La liste des cadeaux et invitations sera publiée

Le nouveau règlement, adopté mardi, comporte deux principales nouveautés dans ce domaine : il rend publique la liste des cadeaux et voyages offerts aux députés et encadre le processus de déport. Les députés sont déjà obligés de déclarer au déontologue les cadeaux, les invitations qu’ils reçoivent, et les voyages qui leur sont offerts. Désormais, ce registre sera public. Le rapporteur du texte Sylvain Waserman s’en félicite. « Ces pratiques ne peuvent pas se faire dans l’opacité », estime le député macroniste du Bas-Rhin. « On est allés au-delà de ce que la loi de 2017 prévoit », souligne-t-il. Plus de transparence, mais qui repose sur les déclarations faites par les députés. « S’ils ne déclarent pas leurs cadeaux et invitation, ils encourent des sanctions disciplinaires », insiste l’élu.

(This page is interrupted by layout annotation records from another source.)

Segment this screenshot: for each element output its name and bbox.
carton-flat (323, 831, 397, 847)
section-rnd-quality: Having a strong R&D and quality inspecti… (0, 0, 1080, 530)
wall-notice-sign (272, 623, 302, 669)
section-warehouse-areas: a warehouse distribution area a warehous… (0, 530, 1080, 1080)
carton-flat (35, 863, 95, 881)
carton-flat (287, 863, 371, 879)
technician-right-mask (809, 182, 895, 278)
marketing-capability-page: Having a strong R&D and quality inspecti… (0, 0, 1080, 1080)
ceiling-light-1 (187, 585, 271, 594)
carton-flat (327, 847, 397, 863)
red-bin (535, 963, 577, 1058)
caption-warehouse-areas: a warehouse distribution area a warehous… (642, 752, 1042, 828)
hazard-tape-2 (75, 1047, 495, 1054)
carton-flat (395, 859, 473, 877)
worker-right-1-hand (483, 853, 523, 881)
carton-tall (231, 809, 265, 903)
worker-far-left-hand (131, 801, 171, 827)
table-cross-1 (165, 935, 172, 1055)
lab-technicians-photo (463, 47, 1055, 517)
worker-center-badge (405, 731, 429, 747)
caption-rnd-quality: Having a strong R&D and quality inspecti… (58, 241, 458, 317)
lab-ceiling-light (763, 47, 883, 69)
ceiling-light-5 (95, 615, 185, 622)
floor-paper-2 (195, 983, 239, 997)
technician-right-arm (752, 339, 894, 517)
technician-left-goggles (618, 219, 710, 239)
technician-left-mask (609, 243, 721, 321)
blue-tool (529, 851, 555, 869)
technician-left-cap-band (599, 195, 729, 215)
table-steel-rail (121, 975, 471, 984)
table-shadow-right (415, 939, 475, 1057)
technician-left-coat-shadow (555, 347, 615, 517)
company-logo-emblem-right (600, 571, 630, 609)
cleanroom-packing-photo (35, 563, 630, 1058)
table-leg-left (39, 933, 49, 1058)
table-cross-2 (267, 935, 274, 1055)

C’est « une avancée, mais bien modeste », tempère Eric Alt, vice-président d’Anticor. « Cela ne fait que confirmer le dispositif existant ». Le règlement prévoit qu’un député qui donne suite à un lobby recevra un message du déontologue. Le président de l’Assemblée pourra aussi envoyer une mise en demeure à un lobby en cas de « manquement ». « Il n’y a pas de gradation dans les sanctions », regrette-t-on chez Anticor.

Mise en retrait en cas de conflit d’intérêts

Le règlement définit aussi comment un député pourra se « déporter » d’un vote ou de travaux sur une loi, s’il estime qu’il est en situation de conflit d’intérêts. Il devra prévenir le bureau de l’Assemblée, qui tiendra un registre, public également, des déports des parlementaires. Auparavant, un député pouvait de sa propre initiative se mettre en retrait, mais l’Assemblée n’en conservait pas de trace.

« Sur le fond, tout existait déjà, cette réforme ne bouleverse pas la donne et elle ne répond que très imparfaitement au sujet de la résistance aux lobbies », juge Eric Alt. « On pouvait espérer que cette Assemblée très renouvelée ferait table rase du passé, mais elle s’est coulée dans le moule, et est assez réticente pour le faire évoluer ».

« Il reste beaucoup de travail », reconnaît Sylvain Waserman. Encadrer les lobbies est « un marqueur démocratique », estime-t-il. Le député de la majorité doit rendre un rapport sur le sujet à l’automne. Parmi les pistes d’amélioration, il cite l’obligation pour un tiers d’indiquer le montant du cadeau ou de l’invitation faite à un député, la publication de l’agenda d’un rapporteur d’une loi, afin de rendre transparent ses rendez-vous pris pendant l’élaboration d’une réforme.